There is a common tool to use when assessing minimums – the Personal Minimums Checklist. But this is only a mechanism for getting you thinking about what your personal limits should be.
You should definitely have minimums; in fact legally you already have. Beyond these are your personal minimums, which may well be higher (or more restrictive) than the legal minimums. These will be the minimums you use to decide if you are going flying or not. But what do you use when you are airborne and need to make an assessment then? What do you do when you are more or less current than when you decided on those minimums?
Personal minimums should be set on the day of flight and considering the day's circumstances like currency and competency, and not updated in flight unless absolutely critical, ie, to avoid injury.

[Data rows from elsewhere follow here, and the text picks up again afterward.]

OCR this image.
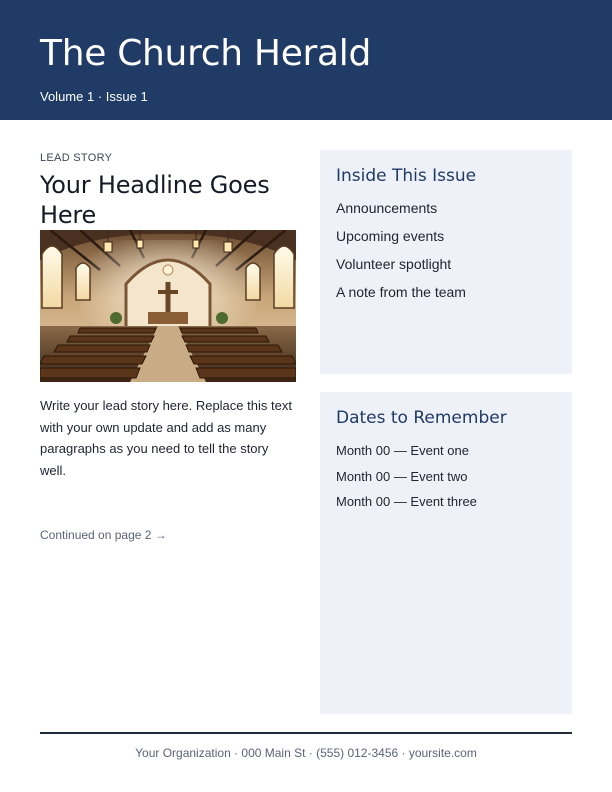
The Church Herald
Volume 1 · Issue 1
LEAD STORY
Your Headline Goes Here

Write your lead story here. Replace this text with your own update and add as many paragraphs as you need to tell the story well.

Continued on page 2 →
Inside This Issue
Announcements
Upcoming events
Volunteer spotlight
A note from the team
Dates to Remember
Month 00 — Event one
Month 00 — Event two
Month 00 — Event three
Your Organization · 000 Main St · (555) 012-3456 · yoursite.com
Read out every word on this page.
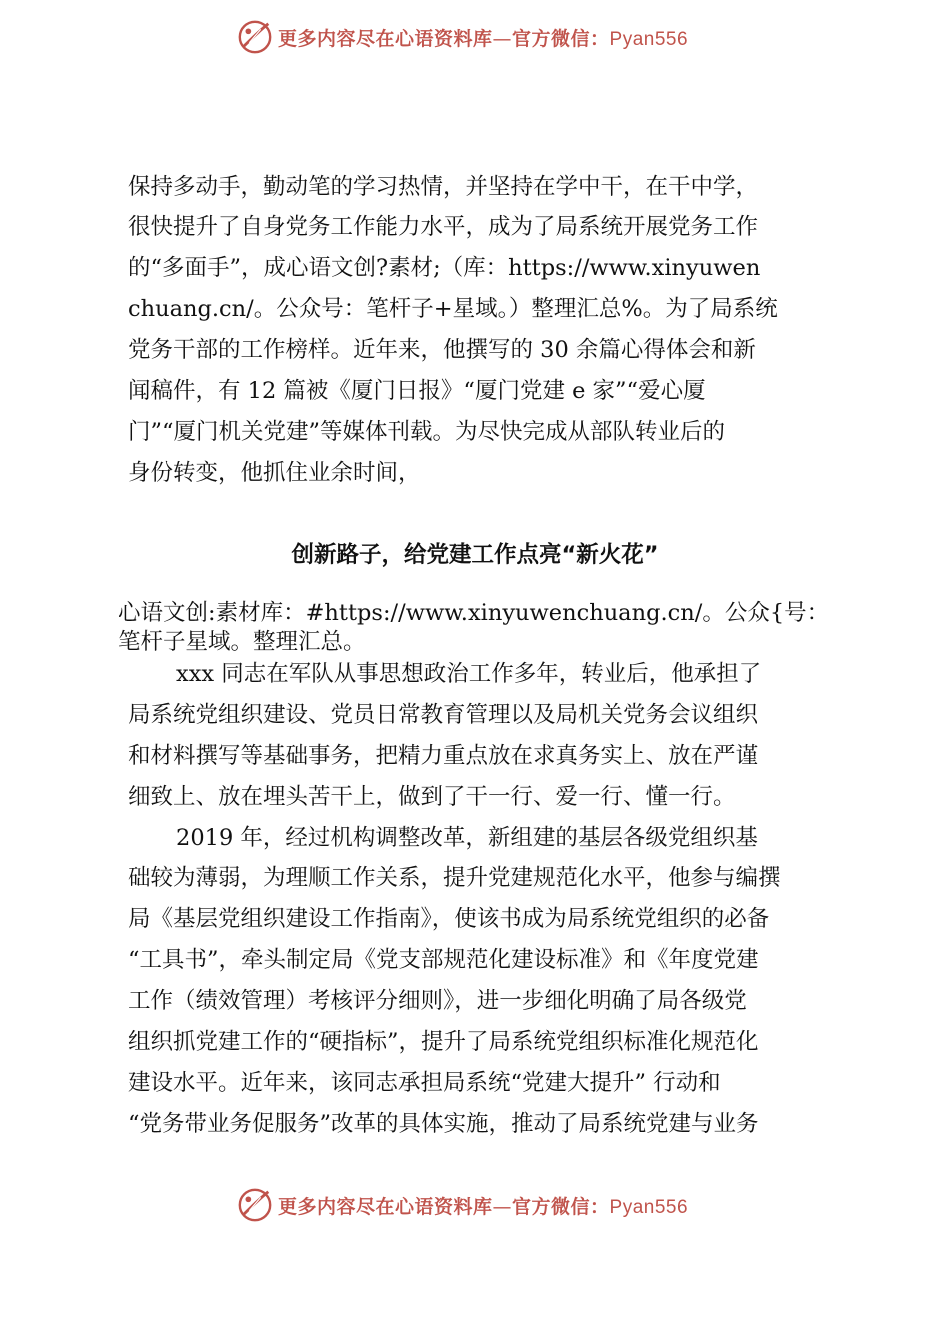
更多内容尽在心语资料库—官方微信：Pyan556
保持多动手，勤动笔的学习热情，并坚持在学中干，在干中学，
很快提升了自身党务工作能力水平，成为了局系统开展党务工作
的“多面手”，成心语文创?素材;（库：https://www.xinyuwen
chuang.cn/。公众号：笔杆子+星域。）整理汇总%。为了局系统
党务干部的工作榜样。近年来，他撰写的 30 余篇心得体会和新
闻稿件，有 12 篇被《厦门日报》“厦门党建 e 家”“爱心厦
门”“厦门机关党建”等媒体刊载。为尽快完成从部队转业后的
身份转变，他抓住业余时间，
创新路子，给党建工作点亮“新火花”
心语文创:素材库：#https://www.xinyuwenchuang.cn/。公众{号：
笔杆子星域。整理汇总。
xxx 同志在军队从事思想政治工作多年，转业后，他承担了
局系统党组织建设、党员日常教育管理以及局机关党务会议组织
和材料撰写等基础事务，把精力重点放在求真务实上、放在严谨
细致上、放在埋头苦干上，做到了干一行、爱一行、懂一行。
2019 年，经过机构调整改革，新组建的基层各级党组织基
础较为薄弱，为理顺工作关系，提升党建规范化水平，他参与编撰
局《基层党组织建设工作指南》，使该书成为局系统党组织的必备
“工具书”，牵头制定局《党支部规范化建设标准》和《年度党建
工作（绩效管理）考核评分细则》，进一步细化明确了局各级党
组织抓党建工作的“硬指标”，提升了局系统党组织标准化规范化
建设水平。近年来，该同志承担局系统“党建大提升” 行动和
“党务带业务促服务”改革的具体实施，推动了局系统党建与业务
更多内容尽在心语资料库—官方微信：Pyan556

It’s also not something you should change on a whim, or in response to pressure from passengers, for example.
But there may be times when sticking to your personal minimums doggedly will not be the safest course. And that is the critical factor here – what is the safest course? – it could be that you need to break your personal minimum in order to fly as safely as possible. But that is the key, to fly as safely as possible.
Do not break them just to complete the flight, or to just take a look around the corner, or to please someone else. Your minimums are there for a reason. You have considered them carefully in the cold light of day and when you were not under pressure.
This is why it is so important to practise your risk assessing skills and to keep your situational awareness high. If you can keep your situational awareness high then you will limit your surprises.